Strong job market uplifts multifamily sector's prospects
The multifamily housing market concluded 2023 with a notable slowdown, marking the fifth consecutive month of declining rents, as reported in the latest Yardi Matrix National Multifamily Report.
This trend led to a decrease of $17 in the average asking rent over the last five months, settling at $1,709 by December’s end. Excluding the minimal gain in 2020 due to the pandemic, the full-year rent growth for 2023 was 0.3%, the lowest since the 0.2% increase in 2010.
The report anticipates rents will remain relatively flat in early 2024. While regions in the Northeast and Midwest led in rent growth, five of the top 30 metros analyzed by Yardi Matrix exhibited year-over-year rent reductions exceeding 3%. Despite these reductions, occupancy rates have risen in five markets.
“While it is prudent to prepare for downside scenarios, conditions may not be as weak as they appear on the surface,” Yardi said in the report. “Maybe most importantly, household formation and the strong job market should continue to maintain demand.”

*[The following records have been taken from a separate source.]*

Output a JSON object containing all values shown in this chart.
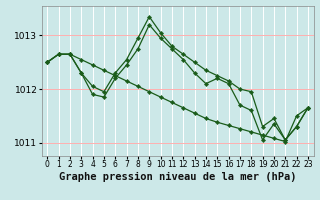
{
  "title": "Graphe pression niveau de la mer (hPa)",
  "bg_color": "#cce8e8",
  "vgrid_color": "#ffffff",
  "hgrid_color": "#ffb0b0",
  "line_color": "#1a5c1a",
  "series": [
    [
      1012.5,
      1012.65,
      1012.65,
      1012.55,
      1012.45,
      1012.35,
      1012.25,
      1012.15,
      1012.05,
      1011.95,
      1011.85,
      1011.75,
      1011.65,
      1011.55,
      1011.45,
      1011.38,
      1011.32,
      1011.26,
      1011.2,
      1011.14,
      1011.08,
      1011.02,
      1011.5,
      1011.65
    ],
    [
      1012.5,
      1012.65,
      1012.65,
      1012.3,
      1011.9,
      1011.85,
      1012.2,
      1012.45,
      1012.75,
      1013.2,
      1012.95,
      1012.75,
      1012.55,
      1012.3,
      1012.1,
      1012.2,
      1012.1,
      1011.7,
      1011.6,
      1011.05,
      1011.35,
      1011.05,
      1011.3,
      1011.65
    ],
    [
      1012.5,
      1012.65,
      1012.65,
      1012.3,
      1012.05,
      1011.95,
      1012.3,
      1012.55,
      1012.95,
      1013.35,
      1013.05,
      1012.8,
      1012.65,
      1012.5,
      1012.35,
      1012.25,
      1012.15,
      1012.0,
      1011.95,
      1011.3,
      1011.45,
      1011.05,
      1011.3,
      1011.65
    ]
  ],
  "xlim": [
    -0.5,
    23.5
  ],
  "ylim": [
    1010.75,
    1013.55
  ],
  "yticks": [
    1011,
    1012,
    1013
  ],
  "xticks": [
    0,
    1,
    2,
    3,
    4,
    5,
    6,
    7,
    8,
    9,
    10,
    11,
    12,
    13,
    14,
    15,
    16,
    17,
    18,
    19,
    20,
    21,
    22,
    23
  ],
  "tick_fontsize": 6.5,
  "label_fontsize": 7.5
}
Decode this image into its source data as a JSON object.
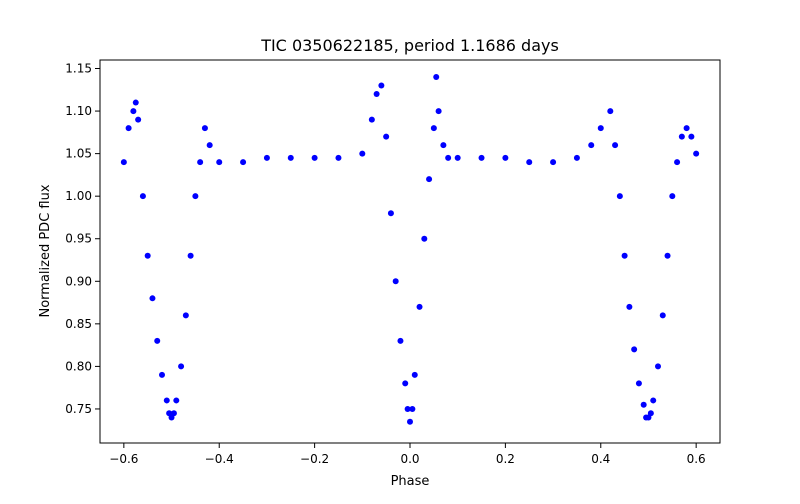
{
  "chart_data": {
    "type": "scatter",
    "title": "TIC 0350622185, period 1.1686 days",
    "xlabel": "Phase",
    "ylabel": "Normalized PDC flux",
    "xlim": [
      -0.65,
      0.65
    ],
    "ylim": [
      0.71,
      1.16
    ],
    "xticks": [
      -0.6,
      -0.4,
      -0.2,
      0.0,
      0.2,
      0.4,
      0.6
    ],
    "xtick_labels": [
      "−0.6",
      "−0.4",
      "−0.2",
      "0.0",
      "0.2",
      "0.4",
      "0.6"
    ],
    "yticks": [
      0.75,
      0.8,
      0.85,
      0.9,
      0.95,
      1.0,
      1.05,
      1.1,
      1.15
    ],
    "ytick_labels": [
      "0.75",
      "0.80",
      "0.85",
      "0.90",
      "0.95",
      "1.00",
      "1.05",
      "1.10",
      "1.15"
    ],
    "grid": false,
    "legend": "none",
    "point_color": "#0000ff",
    "series": [
      {
        "x": [
          -0.6,
          -0.59,
          -0.58,
          -0.575,
          -0.57,
          -0.56,
          -0.55,
          -0.54,
          -0.53,
          -0.52,
          -0.51,
          -0.505,
          -0.5,
          -0.495,
          -0.49,
          -0.48,
          -0.47,
          -0.46,
          -0.45,
          -0.44,
          -0.43,
          -0.42,
          -0.4,
          -0.35,
          -0.3,
          -0.25,
          -0.2,
          -0.15,
          -0.1,
          -0.08,
          -0.07,
          -0.06,
          -0.05,
          -0.04,
          -0.03,
          -0.02,
          -0.01,
          -0.005,
          0.0,
          0.005,
          0.01,
          0.02,
          0.03,
          0.04,
          0.05,
          0.055,
          0.06,
          0.07,
          0.08,
          0.1,
          0.15,
          0.2,
          0.25,
          0.3,
          0.35,
          0.38,
          0.4,
          0.42,
          0.43,
          0.44,
          0.45,
          0.46,
          0.47,
          0.48,
          0.49,
          0.495,
          0.5,
          0.505,
          0.51,
          0.52,
          0.53,
          0.54,
          0.55,
          0.56,
          0.57,
          0.58,
          0.59,
          0.6
        ],
        "y": [
          1.04,
          1.08,
          1.1,
          1.11,
          1.09,
          1.0,
          0.93,
          0.88,
          0.83,
          0.79,
          0.76,
          0.745,
          0.74,
          0.745,
          0.76,
          0.8,
          0.86,
          0.93,
          1.0,
          1.04,
          1.08,
          1.06,
          1.04,
          1.04,
          1.045,
          1.045,
          1.045,
          1.045,
          1.05,
          1.09,
          1.12,
          1.13,
          1.07,
          0.98,
          0.9,
          0.83,
          0.78,
          0.75,
          0.735,
          0.75,
          0.79,
          0.87,
          0.95,
          1.02,
          1.08,
          1.14,
          1.1,
          1.06,
          1.045,
          1.045,
          1.045,
          1.045,
          1.04,
          1.04,
          1.045,
          1.06,
          1.08,
          1.1,
          1.06,
          1.0,
          0.93,
          0.87,
          0.82,
          0.78,
          0.755,
          0.74,
          0.74,
          0.745,
          0.76,
          0.8,
          0.86,
          0.93,
          1.0,
          1.04,
          1.07,
          1.08,
          1.07,
          1.05
        ]
      }
    ]
  }
}
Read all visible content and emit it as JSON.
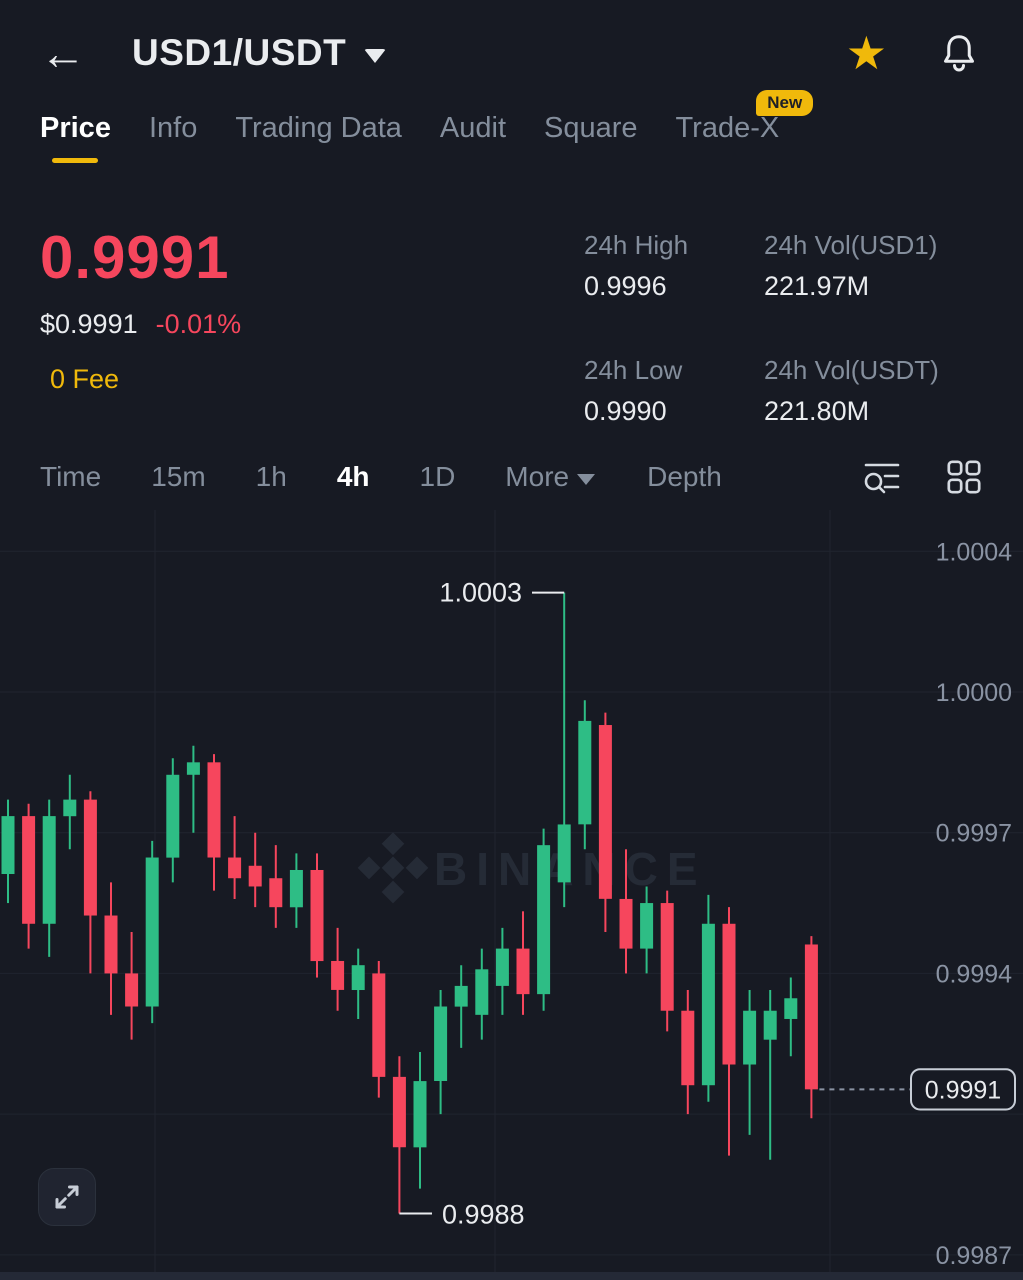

Throughout 2023, the sector absorbed 285,000 units through November, even in high-supply markets. Demand has been further bolstered by a rebound in immigration during 2022, with expectations of continued consistency in the coming years.
Interestingly, the single-family rental segment exhibited stronger performance than multifamily housing. In this segment, rents increased by 1.2% year-over-year through December, reaching $2,123, with occupancy rates slightly rising to 95.8% in November.
Read more: US job growth exceeds expectations
“It is increasingly appearing as though the job market will hold up better than consensus expectations in the wake of the Federal Reserve’s rate hikes,” the report noted. “Almost two years with a sub-4.0% unemployment rate has kept household balance sheets in good shape, boosting consumer confidence and helping to maintain spending. While GDP growth will likely slow in 2024, the chances of a hard landing are dimming.”